DAR – Desentorpecendo A Razão

Coletivo Antiproibicionista de São Paulo

LUÍS FRANCISCO CARVALHO FILHO
DA EQUIPE DE ARTICULISTAS

Lutar contra a lei faz parte do jogo democrático. A defesa da legalização do uso da maconha não se confunde com a apologia do crime.
A liberdade de manifestação do pensamento deveria prevalecer, mas liminares do Poder Judiciário têm impedido passeatas nos últimos anos. Os fundamentos destas decisões são falaciosos e se apegam a detalhes linguísticos. Como os manifestantes designam a manifestação como “marcha da maconha” e não “marcha pela legalização da maconha”, a intenção de fazer apologia seria nítida… Tenta-se proibir o próprio uso da palavra “maconha” em cartazes e camisetas…
O Judiciário não se volta contra a divulgação de argumentos de Estado: Fernando Henrique Cardoso é a favor da legalização da maconha por acreditar que seria mais racional uma política de prevenção ao abuso, e nem por isso o Ministério Público quer enquadrá-lo. O Judiciário se volta é contra aquele que tem na satisfação individual o motivo do gesto político.
Fazer apologia significa enaltecer, exaltar.
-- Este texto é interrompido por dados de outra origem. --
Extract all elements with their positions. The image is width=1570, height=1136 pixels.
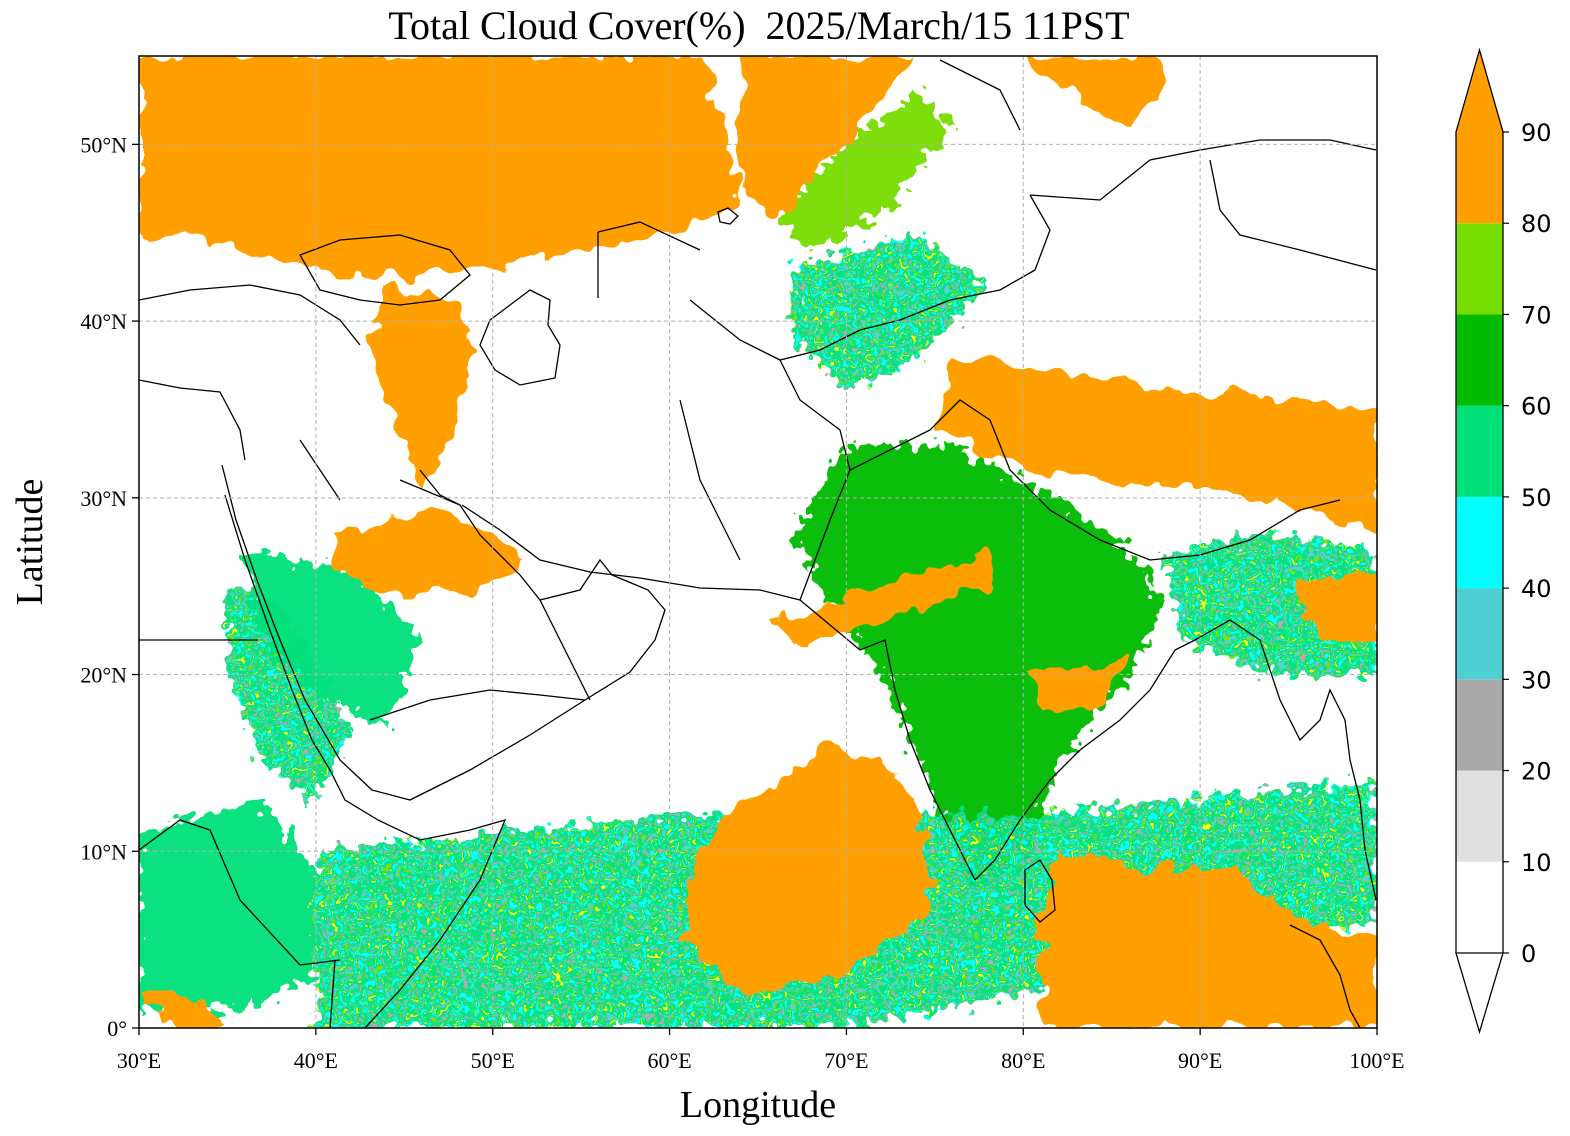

Como os argumentos para o livre consumo da maconha também estão relacionados ao prazer, ou se apoiam na crença de que a droga faz menos mal para a saúde do que outras substâncias legais, como o álcool, ou de que é possível o consumo da erva de maneira a não causar dano ou prejuízo para terceiras pessoas, as autoridades costumam tratar estas manifestações como se fosse um incentivo.
A aparente confusão entre o que a lei tenta proibir (a apologia) e o que a Constituição procura garantir (a liberdade de manifestação) não acontece em relação ao aborto, por exemplo, porque os argumentos em favor da sua legalização são de outra natureza. Não há quem defenda a interrupção voluntária da gravidez como algo prazeroso ou desejável… O aborto é tratado, sempre, como uma intervenção cirúrgica emocionalmente traumática. Diferentemente, o consumo da maconha, por quem gosta de consumi-la, é motivo de satisfação individual.
Mas o propósito do manifestante é o de dizer que ele quer poder consumir maconha livremente e não o de estimular outros ao uso. Não há apologia, nem incitação.
O que não pode é a desobediência civil -ainda que o método possa ser eficaz para derrubar proibições. É que também faz parte das regras do jogo que o Estado faça cumprir a lei em vigor. Quem se manifestar pela legalização do consumo da maconha, consumindo-a diante dos policiais, pode ser responsabilizado criminalmente.
Quando proíbe manifestações públicas a favor da maconha, o Poder Judiciário mostra um viés obscurantista. Proíbe de antemão, como se a passeata fosse, por si só, um perigo… É censura prévia. A mesma censura prévia que de vez em quando alguns juízes brasileiros tentam impor aos jornais.

3 Comentários

  1. Firmo Junior disse:

    Não sei se o articulista está informado sobre o Gandhia do dia 27 no Masp, prposto pelo Unzinho.com. è um ato de desobediência civil, mas muito perigoso, e com certeza vai haver repressão. Eu apoio, e se pudesse – moro no Rio e estou embarcado – talvez fosse lá, porque com todos os riscos, é um ato válido, e talvez mais impactante que a marcha em que é “proibido” fumar. Contudo, será necessário – se tiver bastante adesão, como eu torço para que tenha – que a tropa de choque esteja lá pra “prender” todos. E além disto qual será a acusação, O novo artigo 33, ou subversão. Já paguei muitas cestas básicas só por ir na boca, pagaria pra manifestar meu direito de fumar, pois acho que vai ter mais efeito que a marcha.

  2. Maconha é remédio

    Esqueça o oportunismo canabista de FHC. Há décadas a proibição da maconha virou excrescência obsoleta em quase todo o mundo civilizado. E, tecnicamente, ela foi abolida em São Paulo.
    De todas as muitas imbecilidades cometidas pela política repressiva, certamente a mais estapafúrdia é vetar o uso medicinal do mato proibido. A revista Pesquisa, da Fapesp, traz uma ótima entrevista com o médico Elisaldo Carlini, que analisa a questão.
    O link É este: http://revistapesquisa.fapesp.br/?art=4046&bd=1&pg=1&lg=

  3. Dimitri disse:

    Num é proibido a maconha? Pra que a discussao entao? nao faz bo*** de passeata!!